(Recasts, adds details, byline, analyst and executive comment)
By Franklin Paul
NEW YORK, Oct 23 (Reuters) - Lexmark International Inc LXK.N reported a 47 percent decline in quarterly profit, sending its stock down more than 10 percent amid uncertainty over the direction of its consumer inkjet printer business.
The stock drop came after Lexmark said its printer sales slumped in the quarter on a 14 percent fall in inkjet printer shipments, and a 7 percent decline in laser shipments.
For the third quarter, net income fell to $45.2 million, or 48 cents a share, from $85.6 million, or 85 cents a share, a year earlier.
Excluding restructuring costs, profit was 60 cents a share, far above analysts’ average forecast of 13 cents, according to Reuters Estimates.
Revenue fell 3 percent to $1.195 billion. Business segment revenue grew 5 percent to $728 million, but consumer segment revenue fell 13 percent.

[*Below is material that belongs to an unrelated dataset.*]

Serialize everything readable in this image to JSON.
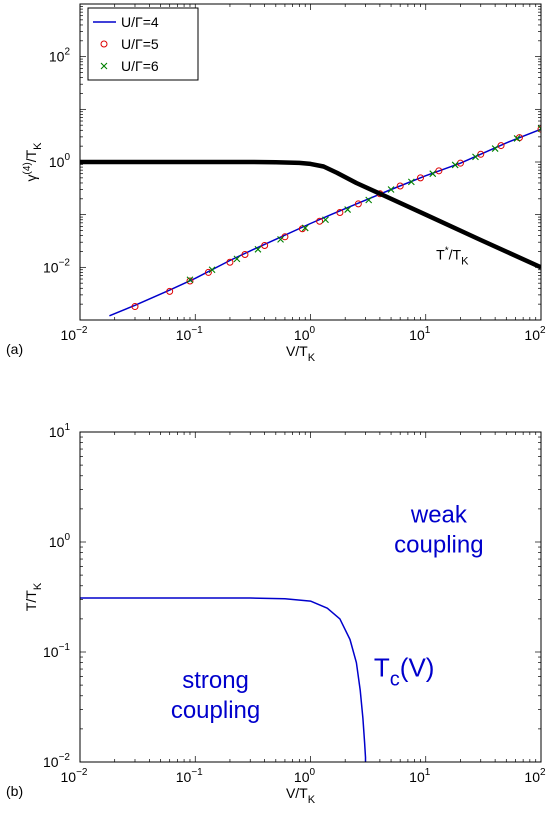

Lexmark said it continues to suffer a “very challenging situation in (its) consumer market segment”, amid weakness in inkjet cartridge sales and lower per-printer revenue due to aggressive pricing. It has also been hit by higher costs for developing new models, such as wireless printers.
One analyst suggested the stock decline was partly due to a response by company executives, who dismissed the idea that a new restructuring plan signaled Lexmark might exit the inkjet business.
Analysts on a conference call with Lexmark executives had repeatedly asked for specifics about the future of its consumer inkjet business, a unit whose strategy Lexmark has shifted several times in recent years.
“The inkjet business, it seems like it’s been under a perpetual state of restructuring for a couple of years,” said Keith Bachman of Banc of Montreal on the call. “How long do you give it? What are the metrics and timeframes that you’re using to identify whether there is in fact a business case to continue to support the inkjet business?”
Lexmark Chief Executive Paul Curlander told Reuters that no major moves were imminent, reiterating comments he made on the conference call. Lexmark is focusing on selling to users who print a lot and therefore buy more ink and toner, which are far more profitable than printers, he said.
“We are not stepping back from inkjet,” said Curlander. “Our focus is around fixing the business. We are in a difficult position: supplies are dropping. In the end we want to sell units that are going to drive more pages.”
The company, which has been cutting costs and trimming prices in an effort to better compete with rivals such as Hewlett-Packard Co (HPQ.N) and Canon Inc (7751.T), announced plans to consolidate operations in Mexico, including closing one plant and moving about 1,650 jobs to lower-cost countries.
Lexmark said it would spend about $90 million by the end of 2008, as it shifts its consumer market segment focus to customers who print more pages.
Total savings from the restructuring are seen at $40 million in 2008 and about $60 million annually once they are completed.
Lexmark said it expects fourth-quarter revenue to fall in the low- to mid-single-digit percentage range. It forecast net earnings of 32 cents to 42 cents a share, or 50 cents to 60 cents excluding restructuring costs.
According to Reuters Estimates, analysts’ average forecast for the fourth quarter is 40 cents a share on revenue of $1.337 billion.
Lexmark shares tumbled $4.59 to $39.11 in afternoon trade on the New York Stock Exchange.